Photo Credit: George Logan.
This Sunday (12th August) is World Elephant Day. Born Free launches Elephants in Crisis appeal on behalf of an iconic species that could disappear from much of Africa within our lifetime.
Elephants are in crisis. A century ago there were an estimated five million elephants in Africa. Today, there are less than half a million. On average, at least 55 elephants are killed by poachers every day for their tusks. That’s one every 25 minutes.
Since 2012, it is estimated that 201,288 elephants have been poached. Now, experts have predicted that unless poaching can be effectively addressed, elephants could all but disappear from many of Africa’s wild places in the coming decades.
Ahead of World Elephant Day (Sunday 12th August 2018), Will Travers OBE, President of The Born Free Foundation, said:
“A world without elephants is simply unimaginable. Born Free simply cannot, and will not, let that happen.
“Our extensive experience means we have witnessed first-hand the brutal aftermath of poaching and the pressure that the species is under because of the demand for ivory. That’s why we have been campaigning for a global ban on the trade in ivory since 1989. Steps are finally being taken in the right direction - China officially closed its domestic ivory market back in 2017, the USA has taken resolute action, the majority of Africa countries are calling for the trade to end - and the UK Government plans to end almost all domestic ivory trade by October 2018, However, there is still a great deal more to be done.
“Just two years ago I stood on the edge of Nairobi National Park, in Kenya, and watched 105 tonnes of ivory burn. Eleven towering pyres of tusks from an estimated 10,000 elephants were ceremoniously torched to send a defiant message to the world that, as far as Kenya was concerned, elephants are worth more alive.
“While there is still a demand, poachers, and the criminal networks that support them, will continue to destroy a symbol of all that is wild and free. There is much we still have to do to end the slaughter and secure a safe, long-term future for these iconic animals.”
So why does the world need elephants?
African elephants are a keystone species with a valuable role to play culturally, aesthetically, and within their own diverse and varied ecosystems. Known as ‘gardeners of the forest’, elephants disperse plant species by depositing undigested seeds in their dung, and modify landscapes by uprooting trees and digging for water during the dry season. These natural foraging behaviours help other animals survive in harsh environmental conditions.
Elephants are also sentient creatures.
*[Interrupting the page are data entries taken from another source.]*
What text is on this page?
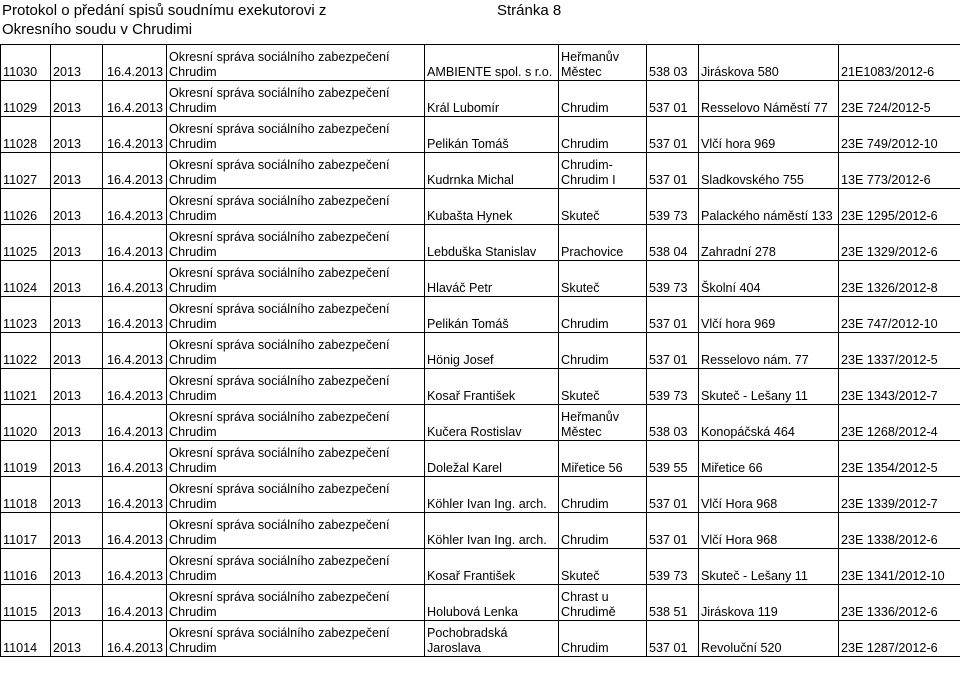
Protokol o předání spisů soudnímu exekutorovi z
Okresního soudu v Chrudimi
Stránka 8
11030	2013	16.4.2013	Okresní správa sociálního zabezpečení Chrudim	AMBIENTE spol. s r.o.	Heřmanův Městec	538 03	Jiráskova 580	21E1083/2012-6
11029	2013	16.4.2013	Okresní správa sociálního zabezpečení Chrudim	Král Lubomír	Chrudim	537 01	Resselovo Náměstí 77	23E 724/2012-5
11028	2013	16.4.2013	Okresní správa sociálního zabezpečení Chrudim	Pelikán Tomáš	Chrudim	537 01	Vlčí hora 969	23E 749/2012-10
11027	2013	16.4.2013	Okresní správa sociálního zabezpečení Chrudim	Kudrnka Michal	Chrudim-Chrudim I	537 01	Sladkovského 755	13E 773/2012-6
11026	2013	16.4.2013	Okresní správa sociálního zabezpečení Chrudim	Kubašta Hynek	Skuteč	539 73	Palackého náměstí 133	23E 1295/2012-6
11025	2013	16.4.2013	Okresní správa sociálního zabezpečení Chrudim	Lebduška Stanislav	Prachovice	538 04	Zahradní 278	23E 1329/2012-6
11024	2013	16.4.2013	Okresní správa sociálního zabezpečení Chrudim	Hlaváč Petr	Skuteč	539 73	Školní 404	23E 1326/2012-8
11023	2013	16.4.2013	Okresní správa sociálního zabezpečení Chrudim	Pelikán Tomáš	Chrudim	537 01	Vlčí hora 969	23E 747/2012-10
11022	2013	16.4.2013	Okresní správa sociálního zabezpečení Chrudim	Hönig Josef	Chrudim	537 01	Resselovo nám. 77	23E 1337/2012-5
11021	2013	16.4.2013	Okresní správa sociálního zabezpečení Chrudim	Kosař František	Skuteč	539 73	Skuteč - Lešany 11	23E 1343/2012-7
11020	2013	16.4.2013	Okresní správa sociálního zabezpečení Chrudim	Kučera Rostislav	Heřmanův Městec	538 03	Konopáčská 464	23E 1268/2012-4
11019	2013	16.4.2013	Okresní správa sociálního zabezpečení Chrudim	Doležal Karel	Miřetice 56	539 55	Miřetice 66	23E 1354/2012-5
11018	2013	16.4.2013	Okresní správa sociálního zabezpečení Chrudim	Köhler Ivan Ing. arch.	Chrudim	537 01	Vlčí Hora 968	23E 1339/2012-7
11017	2013	16.4.2013	Okresní správa sociálního zabezpečení Chrudim	Köhler Ivan Ing. arch.	Chrudim	537 01	Vlčí Hora 968	23E 1338/2012-6
11016	2013	16.4.2013	Okresní správa sociálního zabezpečení Chrudim	Kosař František	Skuteč	539 73	Skuteč - Lešany 11	23E 1341/2012-10
11015	2013	16.4.2013	Okresní správa sociálního zabezpečení Chrudim	Holubová Lenka	Chrast u Chrudimě	538 51	Jiráskova 119	23E 1336/2012-6
11014	2013	16.4.2013	Okresní správa sociálního zabezpečení Chrudim	Pochobradská Jaroslava	Chrudim	537 01	Revoluční 520	23E 1287/2012-6
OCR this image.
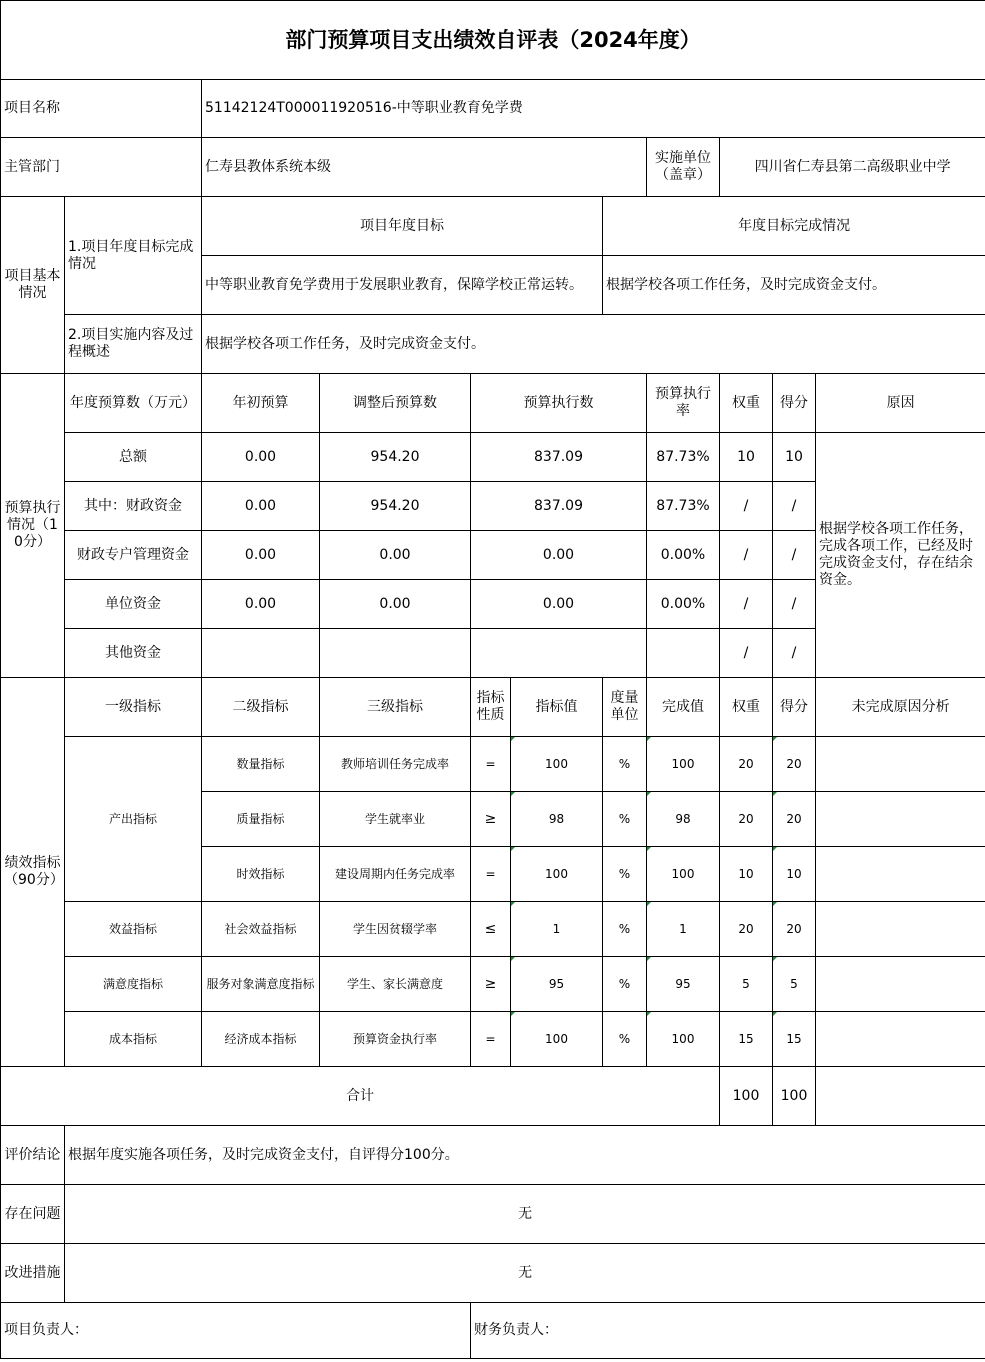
部门预算项目支出绩效自评表（2024年度）										
项目名称		51142124T000011920516-中等职业教育免学费								
主管部门		仁寿县教体系统本级					实施单位（盖章）	四川省仁寿县第二高级职业中学		
项目基本情况	1.项目年度目标完成情况	项目年度目标				年度目标完成情况				
		中等职业教育免学费用于发展职业教育，保障学校正常运转。				根据学校各项工作任务，及时完成资金支付。				
	2.项目实施内容及过程概述	根据学校各项工作任务，及时完成资金支付。								
预算执行情况（10分）	年度预算数（万元）	年初预算	调整后预算数	预算执行数			预算执行率	权重	得分	原因
	总额	0.00	954.20	837.09			87.73%	10	10	根据学校各项工作任务，完成各项工作，已经及时完成资金支付，存在结余资金。
	其中：财政资金	0.00	954.20	837.09			87.73%	/	/	
	财政专户管理资金	0.00	0.00	0.00			0.00%	/	/	
	单位资金	0.00	0.00	0.00			0.00%	/	/	
	其他资金							/	/	
绩效指标（90分）	一级指标	二级指标	三级指标	指标性质	指标值	度量单位	完成值	权重	得分	未完成原因分析
	产出指标	数量指标	教师培训任务完成率	=	100	%	100	20	20	
		质量指标	学生就率业	≥	98	%	98	20	20	
		时效指标	建设周期内任务完成率	=	100	%	100	10	10	
	效益指标	社会效益指标	学生因贫辍学率	≤	1	%	1	20	20	
	满意度指标	服务对象满意度指标	学生、家长满意度	≥	95	%	95	5	5	
	成本指标	经济成本指标	预算资金执行率	=	100	%	100	15	15	
合计								100	100	
评价结论	根据年度实施各项任务，及时完成资金支付，自评得分100分。									
存在问题	无									
改进措施	无									
项目负责人：				财务负责人：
They live in close-knit family groups of individuals who care for and protect their young. And, just like humans, they mourn the loss of family members. Callous poachers kill adult elephants for their tusks, often leaving distraught infants orphaned. The lucky ones are rescued – the majority almost certainly perish.
What can you do to help Born Free?
- Sign Born Free’s ivory petition - https://www.bornfree.org.uk/ivory-trade-petition
- Adopt Born Free’s Elephant Family - a large, close-knit herd who live in Kenya’s Amboseli Park, at the foot of Mount Kilimanjaro - https://give.bornfree.org.uk/products/african-elephant-adoption-202
- Support the Born Free ivory amnesty- https://www.bornfree.org.uk/donate-your-unwanted-ivory-to-born-free
- Donate - Born Free urgently need funds for their life-saving work in Cameroon, Ethiopia and Kenya - https://give.bornfree.org.uk/products/elephants-in-crisis-1052
Spread the word - use Born Free’s social media links to spread the word about the ivory trade around the world to drive the rejection of ivory as a valuable material - https://www.bornfree.org.uk/ivory-trade
Virginia McKenna OBE, Founder of Born Free, concluded:
“Elephants are living treasures. Nature's gardeners. Nature's great teachers. Tragically some people don't give a damn. We must cherish life and not tolerate cruelty and death. We must challenge the bloody ivory trade with all our might. We must bring shame on those who would condone it. It’s time to be kind.”